Three collaborative teams from the Center for Technology, Society & Policy share insights from their research investigating racial and socioeconomic inclusion in technology development from the perspective of local Bay Area communities. How do Oakland neighborhoods with diverse demographics use technology to enact neighborhood watch, and are all perspectives being represented? How can low-income families of color in Richmond overcome barriers to participating in our technology futures? Can we help immigrant women access social support and social services through technology-based interventions? Presenters will discuss their thoughts on these questions, and raise important new ones, as they share the preliminary findings of their work.

Refreshments will be served.

Fan Mai is a sociologist studying the intersection of technology, culture, identities and mobility. She holds a Ph.D. from the University of Virginia.
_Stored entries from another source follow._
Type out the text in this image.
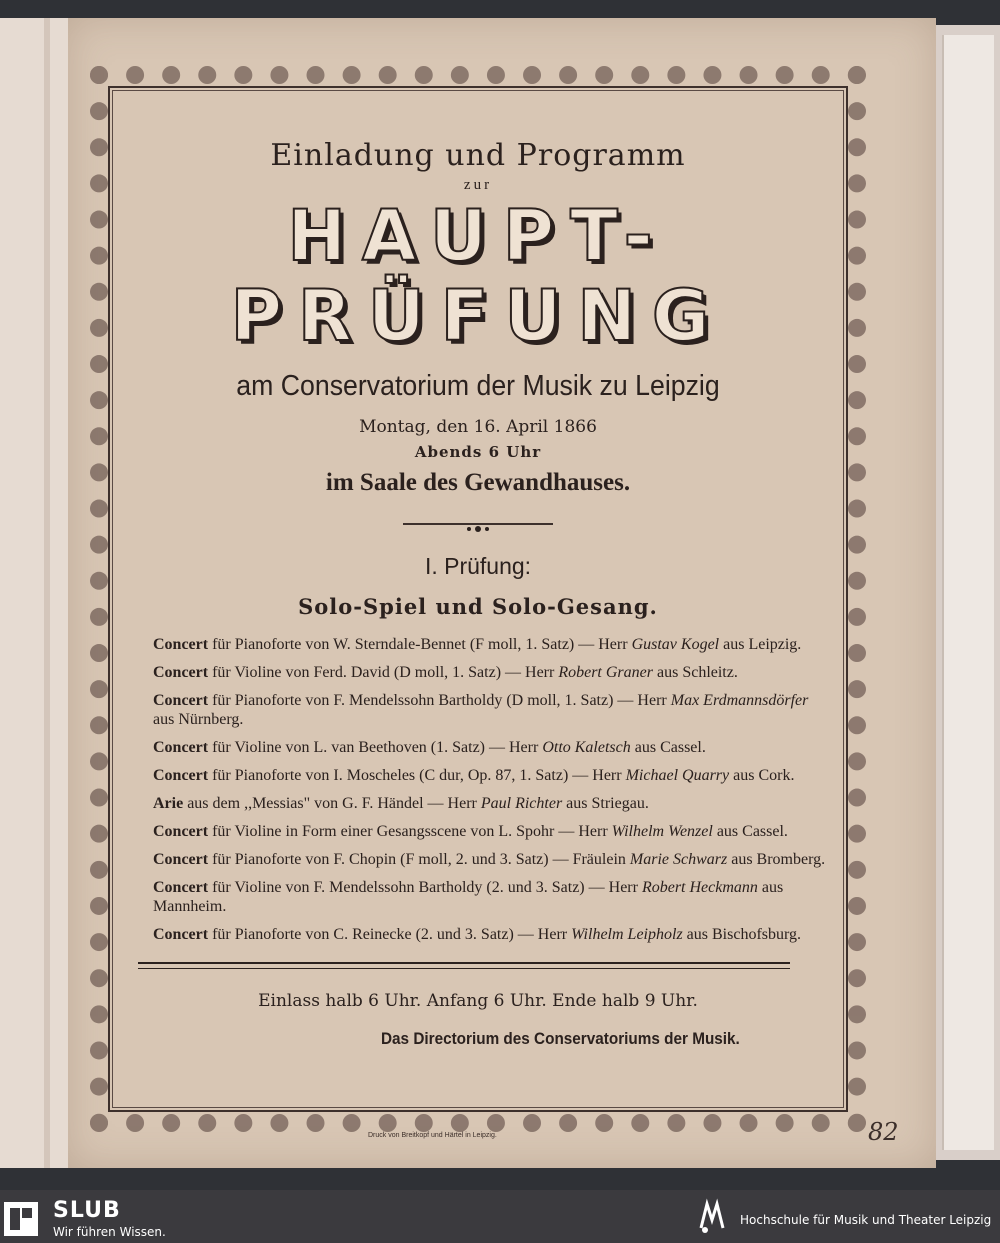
Einladung und Programm
zur
HAUPT-PRÜFUNG
am Conservatorium der Musik zu Leipzig
Montag, den 16. April 1866
Abends 6 Uhr
im Saale des Gewandhauses.
I. Prüfung:
Solo-Spiel und Solo-Gesang.
Concert für Pianoforte von W. Sterndale-Bennet (F moll, 1. Satz) — Herr Gustav Kogel aus Leipzig.
Concert für Violine von Ferd. David (D moll, 1. Satz) — Herr Robert Graner aus Schleitz.
Concert für Pianoforte von F. Mendelssohn Bartholdy (D moll, 1. Satz) — Herr Max Erdmannsdörfer aus Nürnberg.
Concert für Violine von L. van Beethoven (1. Satz) — Herr Otto Kaletsch aus Cassel.
Concert für Pianoforte von I. Moscheles (C dur, Op. 87, 1. Satz) — Herr Michael Quarry aus Cork.
Arie aus dem ,,Messias" von G. F. Händel — Herr Paul Richter aus Striegau.
Concert für Violine in Form einer Gesangsscene von L. Spohr — Herr Wilhelm Wenzel aus Cassel.
Concert für Pianoforte von F. Chopin (F moll, 2. und 3. Satz) — Fräulein Marie Schwarz aus Bromberg.
Concert für Violine von F. Mendelssohn Bartholdy (2. und 3. Satz) — Herr Robert Heckmann aus Mannheim.
Concert für Pianoforte von C. Reinecke (2. und 3. Satz) — Herr Wilhelm Leipholz aus Bischofsburg.
Einlass halb 6 Uhr. Anfang 6 Uhr. Ende halb 9 Uhr.
Das Directorium des Conservatoriums der Musik.
Druck von Breitkopf und Härtel in Leipzig.	82
SLUB
Wir führen Wissen.
Hochschule für Musik und Theater Leipzig
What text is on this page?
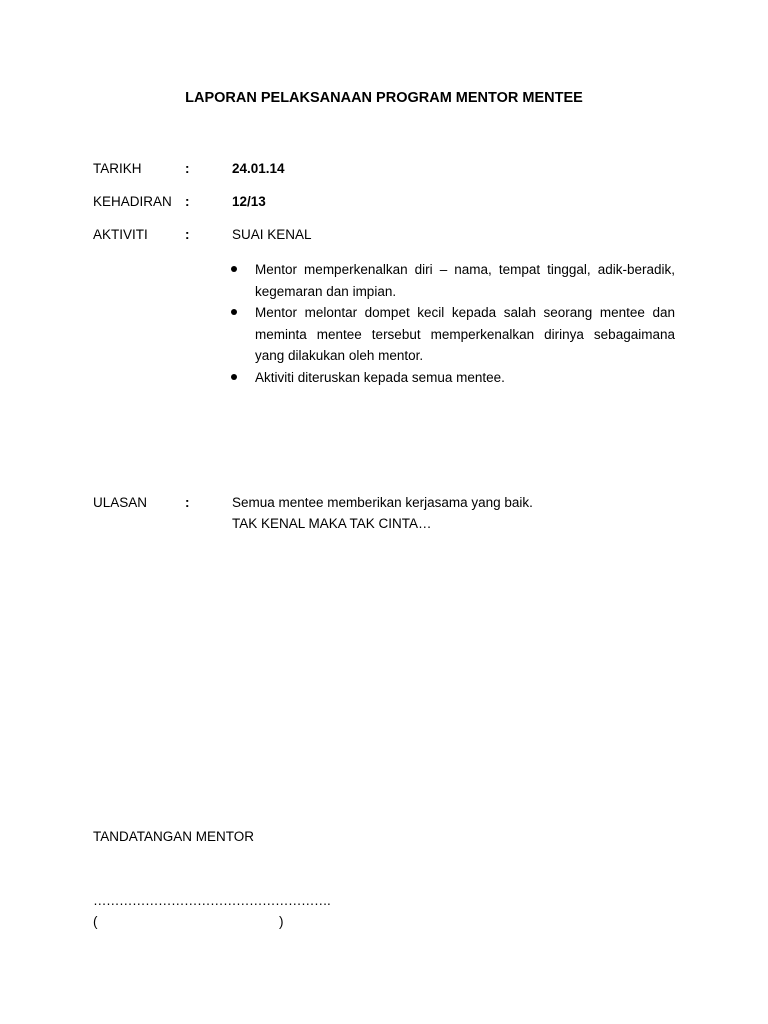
LAPORAN PELAKSANAAN PROGRAM MENTOR MENTEE
TARIKH	:	24.01.14
KEHADIRAN :	12/13
AKTIVITI	:	SUAI KENAL
Mentor memperkenalkan diri – nama, tempat tinggal, adik-beradik, kegemaran dan impian.
Mentor melontar dompet kecil kepada salah seorang mentee dan meminta mentee tersebut memperkenalkan dirinya sebagaimana yang dilakukan oleh mentor.
Aktiviti diteruskan kepada semua mentee.
ULASAN	:	Semua mentee memberikan kerjasama yang baik.
TAK KENAL MAKA TAK CINTA…
TANDATANGAN MENTOR
……………………………………………….
(	)
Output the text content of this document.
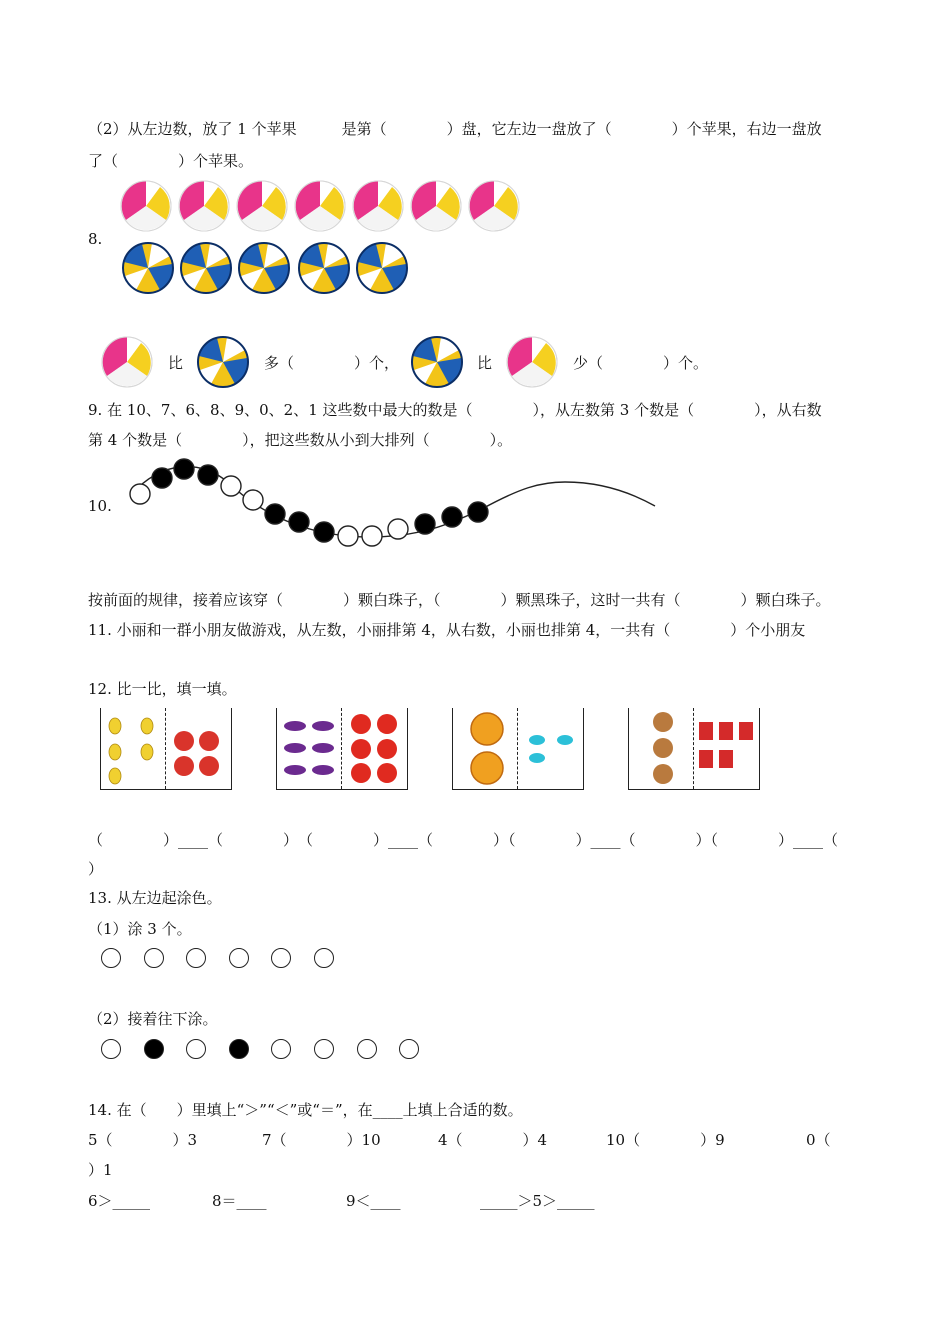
（2）从左边数，放了 1 个苹果　　　是第（　　　　）盘，它左边一盘放了（　　　　）个苹果，右边一盘放
了（　　　　）个苹果。
8.
比	多（　　　　）个，	比	少（　　　　）个。
9. 在 10、7、6、8、9、0、2、1 这些数中最大的数是（　　　　），从左数第 3 个数是（　　　　），从右数
第 4 个数是（　　　　），把这些数从小到大排列（　　　　）。
10.
按前面的规律，接着应该穿（　　　　）颗白珠子，（　　　　）颗黑珠子，这时一共有（　　　　）颗白珠子。
11. 小丽和一群小朋友做游戏，从左数，小丽排第 4，从右数，小丽也排第 4，一共有（　　　　）个小朋友
12. 比一比，填一填。
（　　　　）____（　　　　）　（　　　　）____（　　　　）（　　　　）____（　　　　）（　　　　）____（
）
13. 从左边起涂色。
（1）涂 3 个。
（2）接着往下涂。
14. 在（　　）里填上“＞”“＜”或“＝”，在____上填上合适的数。
5（　　　　）3	7（　　　　）10	4（　　　　）4	10（　　　　）9	0（
）1
6＞_____	8＝____	9＜____	_____＞5＞_____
Rebecca Jablonsky is a professional UX designer and researcher. She holds a Master’s of Human-Computer Interaction from Carnegie Mellon and will be starting a Ph.D. at Rensselaer Polytechnic Institute this fall in Science & Technology Studies.

Kristen Barta is a Ph.D. candidate in the Department of Communication at the University of Washington whose research investigates online support spaces and the recovery narratives of survivors of sexual assault. She earned her Master’s from Stanford.

Robyn Perry researches language shift in Bay Area immigrant communities and has a background in community organizing and technology. She holds a Master’s from the Berkeley School of Information.

Morgan G. Ames is a postdoctoral researcher at the Center for Science, Technology, Medicine, and Society at UC Berkeley investigating the role, and limitations, of technological utopianism in computing cultures.

Anne Jonas is a Ph.D. student at the Berkeley School of Information researching education, social justice, and social movements.